Ivan Rakitić: la straordinaria eleganza del calcio

L'addio al calcio di Ivan Rakitic ci lascia un senso di malessere e malinconia

Tra i grandi protagonisti del calcio europeo degli ultimi quindici anni c’è un ragazzo dai piedi leggeri, che danno del tu al pallone. È nato a Möhlin, in Svizzera, ma non è mai stato conquistato dal paese elvetico, perché il suo cuore è croato. Quel ragazzo si chiama Ivan Rakitić e in questi giorni ha salutato il calcio giocato. Lo ha fatto in punta di piedi, con la stessa eleganza con cui ha calcato i campi da gioco, in una carriera vincente e contraddistinta da scelte di cuore.

Se è vero che Ivan Rakitić non è mai stato un personaggio da copertina, chi ama davvero questo sport sa quanto la sua tecnica lo abbia reso centrale nei traguardi raggiunti dalle sue squadre. È stato architetto e regista silenzioso in mezzo al frastuono degli stadi, ma soprattutto rifinitore di sogni. E ora, mentre le luci si spengono sul suo ultimo palcoscenico, resta un senso di dolce nostalgia, come il tramonto dopo una lunga giornata di fine agosto.

Dalla Svizzera all’affermazione a Siviglia

La carriera di Ivan Rakitić comincia al Basilea, in quella Svizzera che gli ha dato i natali ma mai del tutto il cuore. Già da giovanissimo si prende le chiavi della squadra rossoblù, con la quale vince un titolo nazionale ma, soprattutto, si fa notare al di fuori dei confini elvetici. Il direttore sportivo dello Schalke 04 riconosce in quel modo di correre e toccare la palla il senso innato del gioco e decide di portarlo a Gelsenkirchen.

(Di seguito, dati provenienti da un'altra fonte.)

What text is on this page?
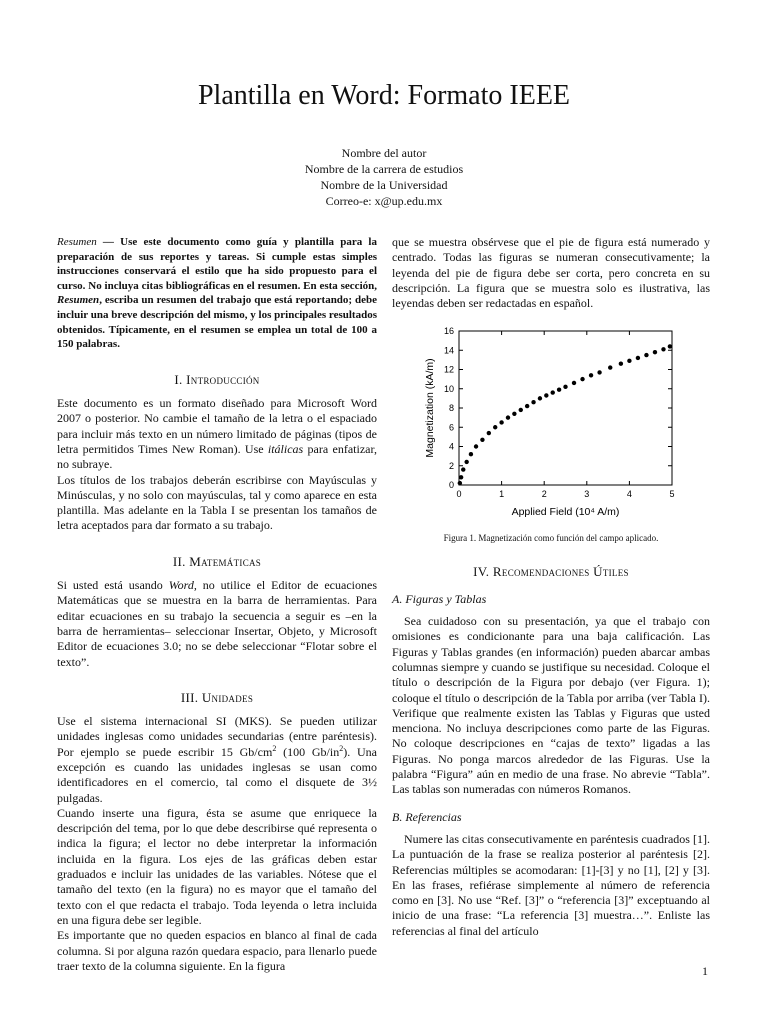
Plantilla en Word: Formato IEEE
Nombre del autor
Nombre de la carrera de estudios
Nombre de la Universidad
Correo-e: x@up.edu.mx

Resumen — Use este documento como guía y plantilla para la preparación de sus reportes y tareas. Si cumple estas simples instrucciones conservará el estilo que ha sido propuesto para el curso. No incluya citas bibliográficas en el resumen. En esta sección, Resumen, escriba un resumen del trabajo que está reportando; debe incluir una breve descripción del mismo, y los principales resultados obtenidos. Típicamente, en el resumen se emplea un total de 100 a 150 palabras.

I. Introducción

Este documento es un formato diseñado para Microsoft Word 2007 o posterior. No cambie el tamaño de la letra o el espaciado para incluir más texto en un número limitado de páginas (tipos de letra permitidos Times New Roman). Use itálicas para enfatizar, no subraye.

Los títulos de los trabajos deberán escribirse con Mayúsculas y Minúsculas, y no solo con mayúsculas, tal y como aparece en esta plantilla. Mas adelante en la Tabla I se presentan los tamaños de letra aceptados para dar formato a su trabajo.

II. Matemáticas

Si usted está usando Word, no utilice el Editor de ecuaciones Matemáticas que se muestra en la barra de herramientas. Para editar ecuaciones en su trabajo la secuencia a seguir es –en la barra de herramientas– seleccionar Insertar, Objeto, y Microsoft Editor de ecuaciones 3.0; no se debe seleccionar “Flotar sobre el texto”.

III. Unidades

Use el sistema internacional SI (MKS). Se pueden utilizar unidades inglesas como unidades secundarias (entre paréntesis). Por ejemplo se puede escribir 15 $Gb/cm^2$ (100 $Gb/in^2$). Una excepción es cuando las unidades inglesas se usan como identificadores en el comercio, tal como el disquete de 3½ pulgadas.

Cuando inserte una figura, ésta se asume que enriquece la descripción del tema, por lo que debe describirse qué representa o indica la figura; el lector no debe interpretar la información incluida en la figura. Los ejes de las gráficas deben estar graduados e incluir las unidades de las variables. Nótese que el tamaño del texto (en la figura) no es mayor que el tamaño del texto con el que redacta el trabajo. Toda leyenda o letra incluida en una figura debe ser legible.

Es importante que no queden espacios en blanco al final de cada columna. Si por alguna razón quedara espacio, para llenarlo puede traer texto de la columna siguiente. En la figura

que se muestra obsérvese que el pie de figura está numerado y centrado. Todas las figuras se numeran consecutivamente; la leyenda del pie de figura debe ser corta, pero concreta en su descripción. La figura que se muestra solo es ilustrativa, las leyendas deben ser redactadas en español.

0	1	2	3	4	5
0
2
4
6
8
10
12
14
16
Applied Field (10⁴ A/m)
Magnetization (kA/m)

Figura 1. Magnetización como función del campo aplicado.

IV. Recomendaciones Útiles
A. Figuras y Tablas

Sea cuidadoso con su presentación, ya que el trabajo con omisiones es condicionante para una baja calificación. Las Figuras y Tablas grandes (en información) pueden abarcar ambas columnas siempre y cuando se justifique su necesidad. Coloque el título o descripción de la Figura por debajo (ver Figura. 1); coloque el título o descripción de la Tabla por arriba (ver Tabla I). Verifique que realmente existen las Tablas y Figuras que usted menciona. No incluya descripciones como parte de las Figuras. No coloque descripciones en “cajas de texto” ligadas a las Figuras. No ponga marcos alrededor de las Figuras. Use la palabra “Figura” aún en medio de una frase. No abrevie “Tabla”. Las tablas son numeradas con números Romanos.

B. Referencias

Numere las citas consecutivamente en paréntesis cuadrados [1]. La puntuación de la frase se realiza posterior al paréntesis [2]. Referencias múltiples se acomodaran: [1]-[3] y no [1], [2] y [3]. En las frases, refiérase simplemente al número de referencia como en [3]. No use “Ref. [3]” o “referencia [3]” exceptuando al inicio de una frase: “La referencia [3] muestra…”. Enliste las referencias al final del artículo

1
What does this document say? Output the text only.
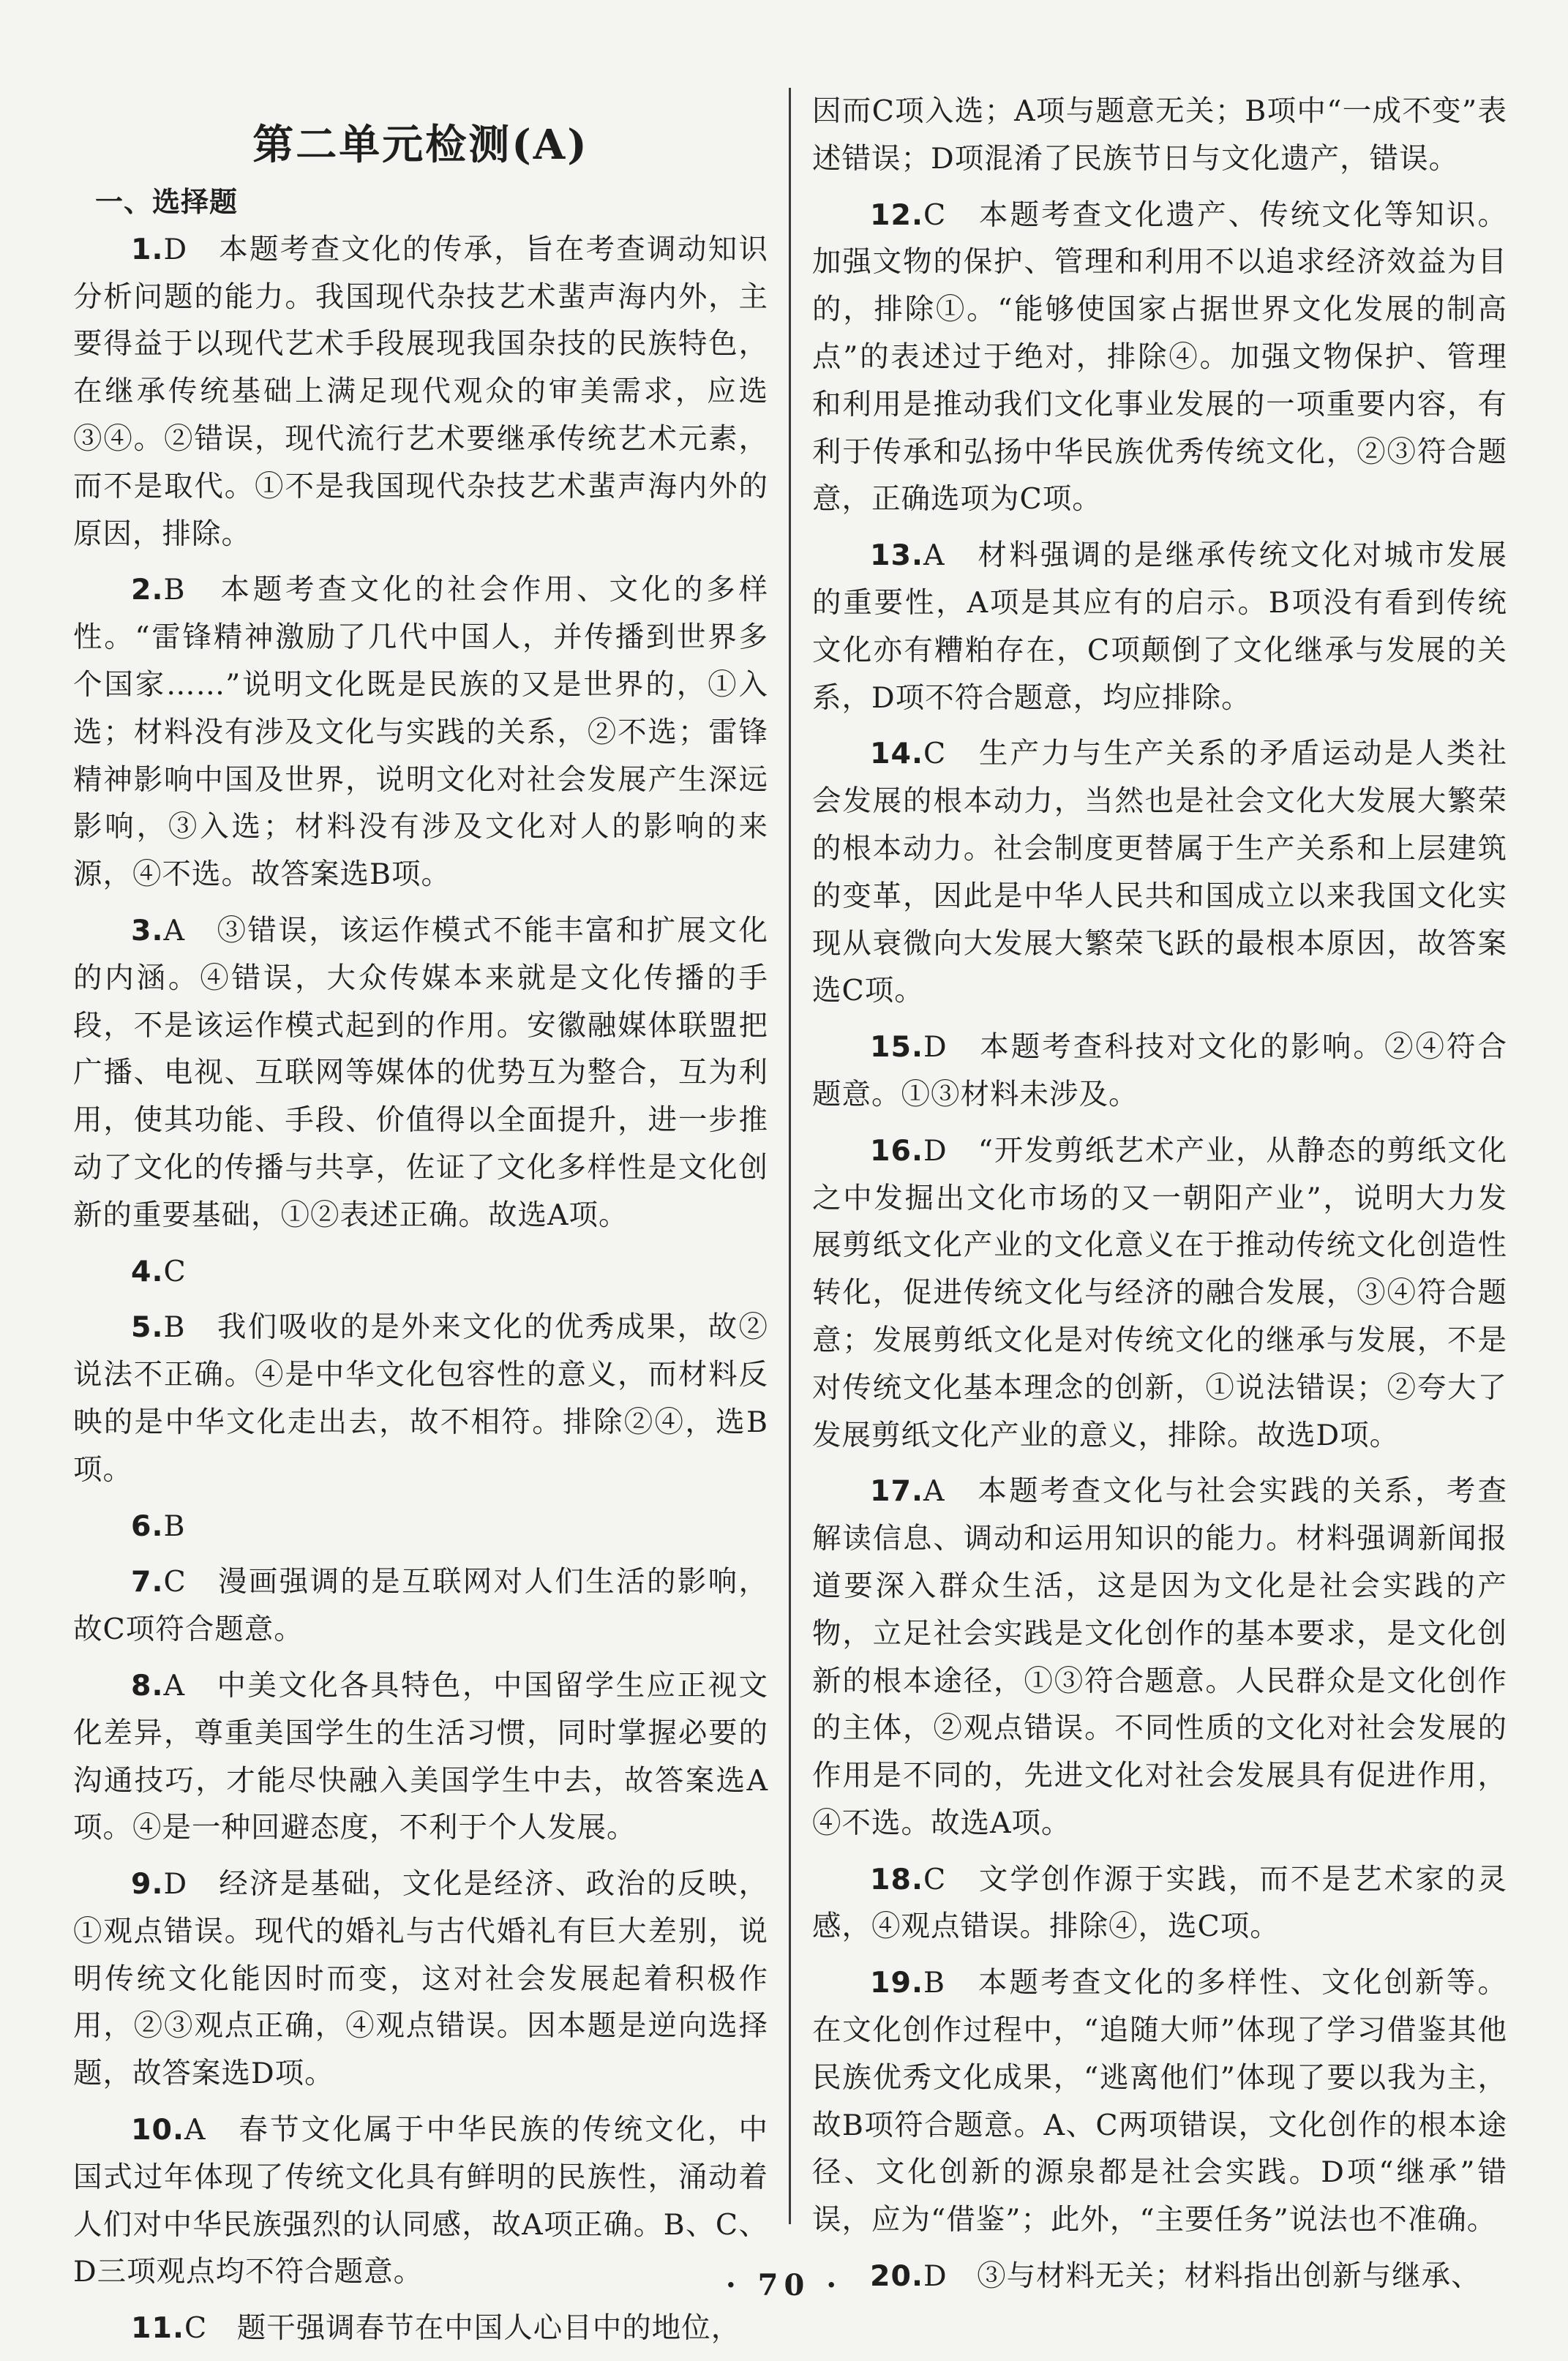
第二单元检测(A)
一、选择题

1.D　 本题考查文化的传承，旨在考查调动知识分析问题的能力。我国现代杂技艺术蜚声海内外，主要得益于以现代艺术手段展现我国杂技的民族特色，在继承传统基础上满足现代观众的审美需求，应选③④。②错误，现代流行艺术要继承传统艺术元素，而不是取代。①不是我国现代杂技艺术蜚声海内外的原因，排除。

2.B　 本题考查文化的社会作用、文化的多样性。“雷锋精神激励了几代中国人，并传播到世界多个国家……”说明文化既是民族的又是世界的，①入选；材料没有涉及文化与实践的关系，②不选；雷锋精神影响中国及世界，说明文化对社会发展产生深远影响，③入选；材料没有涉及文化对人的影响的来源，④不选。故答案选B项。

3.A　 ③错误，该运作模式不能丰富和扩展文化的内涵。④错误，大众传媒本来就是文化传播的手段，不是该运作模式起到的作用。安徽融媒体联盟把广播、电视、互联网等媒体的优势互为整合，互为利用，使其功能、手段、价值得以全面提升，进一步推动了文化的传播与共享，佐证了文化多样性是文化创新的重要基础，①②表述正确。故选A项。

4.C

5.B　 我们吸收的是外来文化的优秀成果，故②说法不正确。④是中华文化包容性的意义，而材料反映的是中华文化走出去，故不相符。排除②④，选B项。

6.B

7.C　 漫画强调的是互联网对人们生活的影响，故C项符合题意。

8.A　 中美文化各具特色，中国留学生应正视文化差异，尊重美国学生的生活习惯，同时掌握必要的沟通技巧，才能尽快融入美国学生中去，故答案选A项。④是一种回避态度，不利于个人发展。

9.D　 经济是基础，文化是经济、政治的反映，①观点错误。现代的婚礼与古代婚礼有巨大差别，说明传统文化能因时而变，这对社会发展起着积极作用，②③观点正确，④观点错误。因本题是逆向选择题，故答案选D项。

10.A　 春节文化属于中华民族的传统文化，中国式过年体现了传统文化具有鲜明的民族性，涌动着人们对中华民族强烈的认同感，故A项正确。B、C、D三项观点均不符合题意。

11.C　 题干强调春节在中国人心目中的地位，

因而C项入选；A项与题意无关；B项中“一成不变”表述错误；D项混淆了民族节日与文化遗产，错误。

12.C　 本题考查文化遗产、传统文化等知识。加强文物的保护、管理和利用不以追求经济效益为目的，排除①。“能够使国家占据世界文化发展的制高点”的表述过于绝对，排除④。加强文物保护、管理和利用是推动我们文化事业发展的一项重要内容，有利于传承和弘扬中华民族优秀传统文化，②③符合题意，正确选项为C项。

13.A　 材料强调的是继承传统文化对城市发展的重要性，A项是其应有的启示。B项没有看到传统文化亦有糟粕存在，C项颠倒了文化继承与发展的关系，D项不符合题意，均应排除。

14.C　 生产力与生产关系的矛盾运动是人类社会发展的根本动力，当然也是社会文化大发展大繁荣的根本动力。社会制度更替属于生产关系和上层建筑的变革，因此是中华人民共和国成立以来我国文化实现从衰微向大发展大繁荣飞跃的最根本原因，故答案选C项。

15.D　 本题考查科技对文化的影响。②④符合题意。①③材料未涉及。

16.D　 “开发剪纸艺术产业，从静态的剪纸文化之中发掘出文化市场的又一朝阳产业”，说明大力发展剪纸文化产业的文化意义在于推动传统文化创造性转化，促进传统文化与经济的融合发展，③④符合题意；发展剪纸文化是对传统文化的继承与发展，不是对传统文化基本理念的创新，①说法错误；②夸大了发展剪纸文化产业的意义，排除。故选D项。

17.A　 本题考查文化与社会实践的关系，考查解读信息、调动和运用知识的能力。材料强调新闻报道要深入群众生活，这是因为文化是社会实践的产物，立足社会实践是文化创作的基本要求，是文化创新的根本途径，①③符合题意。人民群众是文化创作的主体，②观点错误。不同性质的文化对社会发展的作用是不同的，先进文化对社会发展具有促进作用，④不选。故选A项。

18.C　 文学创作源于实践，而不是艺术家的灵感，④观点错误。排除④，选C项。

19.B　 本题考查文化的多样性、文化创新等。在文化创作过程中，“追随大师”体现了学习借鉴其他民族优秀文化成果，“逃离他们”体现了要以我为主，故B项符合题意。A、C两项错误，文化创作的根本途径、文化创新的源泉都是社会实践。D项“继承”错误，应为“借鉴”；此外，“主要任务”说法也不准确。

20.D　 ③与材料无关；材料指出创新与继承、

· 70 ·
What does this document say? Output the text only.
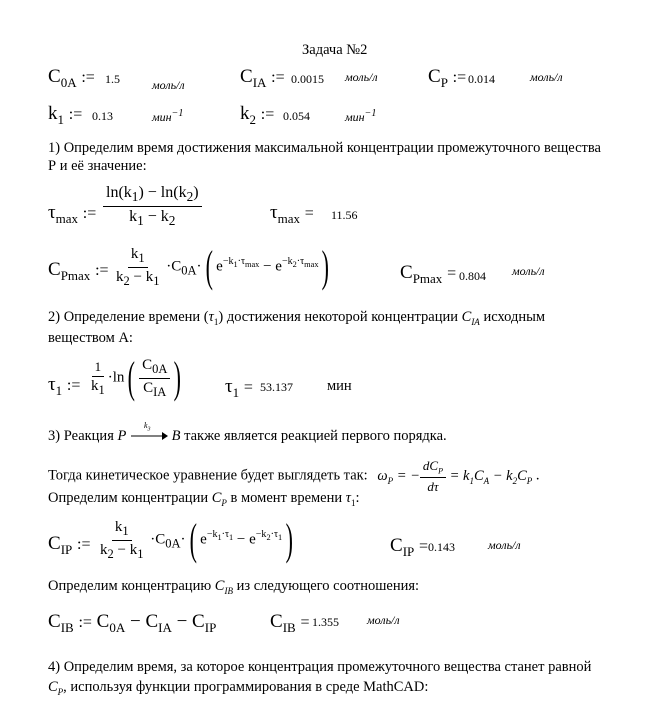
Задача №2
$C_{0A}$ := 1.5	моль/л	$C_{IA}$ := 0.0015 моль/л	$C_P$ := 0.014	моль/л
$k_1$ := 0.13	мин$^{-1}$	$k_2$ := 0.054	мин$^{-1}$
1) Определим время достижения максимальной концентрации промежуточного вещества
Р и её значение:
$\tau_{max}$ := $\frac{\ln(k_1) - \ln(k_2)}{k_1 - k_2}$	$\tau_{max} = 11.56$
$C_{Pmax}$ := $\frac{k_1}{k_2 - k_1} \cdot C_{0A}\cdot$( $e^{-k_1\cdot\tau_{max}} - e^{-k_2\cdot\tau_{max}}$)	$C_{Pmax} = 0.804$ моль/л
2) Определение времени $(\tau_1)$ достижения некоторой концентрации $C_{IA}$ исходным
веществом А:
$\tau_1$ := $\frac{1}{k_1} \cdot\ln( \frac{C_{0A}}{C_{IA}}$ ) $\tau_1 = 53.137$ мин
3) Реакция P
$k_3$ B также является реакцией первого порядка.
Тогда кинетическое уравнение будет выглядеть так: $\omega_P$ = − $\frac{dC_P}{d\tau} = k_1C_A - k_2C_P$ .
Определим концентрации $C_P$ в момент времени $\tau_1$:
$C_{IP}$ := $\frac{k_1}{k_2 - k_1} \cdot C_{0A}\cdot$( $e^{-k_1\cdot\tau_1} - e^{-k_2\cdot\tau_1}$)	$C_{IP} = 0.143$	моль/л
Определим концентрацию $C_{IB}$ из следующего соотношения:
$C_{IB}$ := $C_{0A} - C_{IA} - C_{IP}$	$C_{IB} = 1.355$ моль/л
4) Определим время, за которое концентрация промежуточного вещества станет равной
$C_P$, используя функции программирования в среде MathCAD:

Quando arriva in Germania ha solo 19 anni ma già ruba l’occhio e il cuore di appassionati e addetti ai lavori. Resta nella Ruhr per tre anni e mezzo, siglando 16 gol in 135 partite, prima di accettare la chiamata del calcio spagnolo a 23 anni: ad accoglierlo è il Siviglia, con le sue strade calde e l’anima andalusa che sfocia in un tifo viscerale. Lì Ivan Rakitić si trasforma, diventa uomo. Le notti al Ramón Sánchez-Pizjuán sciorinano poesia, il pallone danza sotto i suoi piedi e ogni passaggio sembra un sussurro al destino.

Tre anni e mezzo di magie, di giocate improvvise e verticali, di arabeschi e pennellate dipinti nella città che fu di José Jiménez Aranda lo rendono un profilo appetito dalle big del calcio europeo. E nella stagione 2013-14 arriva la prima affermazione sul suolo continentale: è l’instancabile anima dei rojiblancos di Unai Emery, il giocatore più presente della squadra e anche il più talentuoso, oggetto del desiderio di chi vede in lui l’uomo giusto per dare nuova linfa alla zona nevralgica del campo nel nome di una qualità sopraffina. Rakitić ripaga la fiducia del tecnico e l’amore dei suoi pretendenti con una Europa League da trascinatore.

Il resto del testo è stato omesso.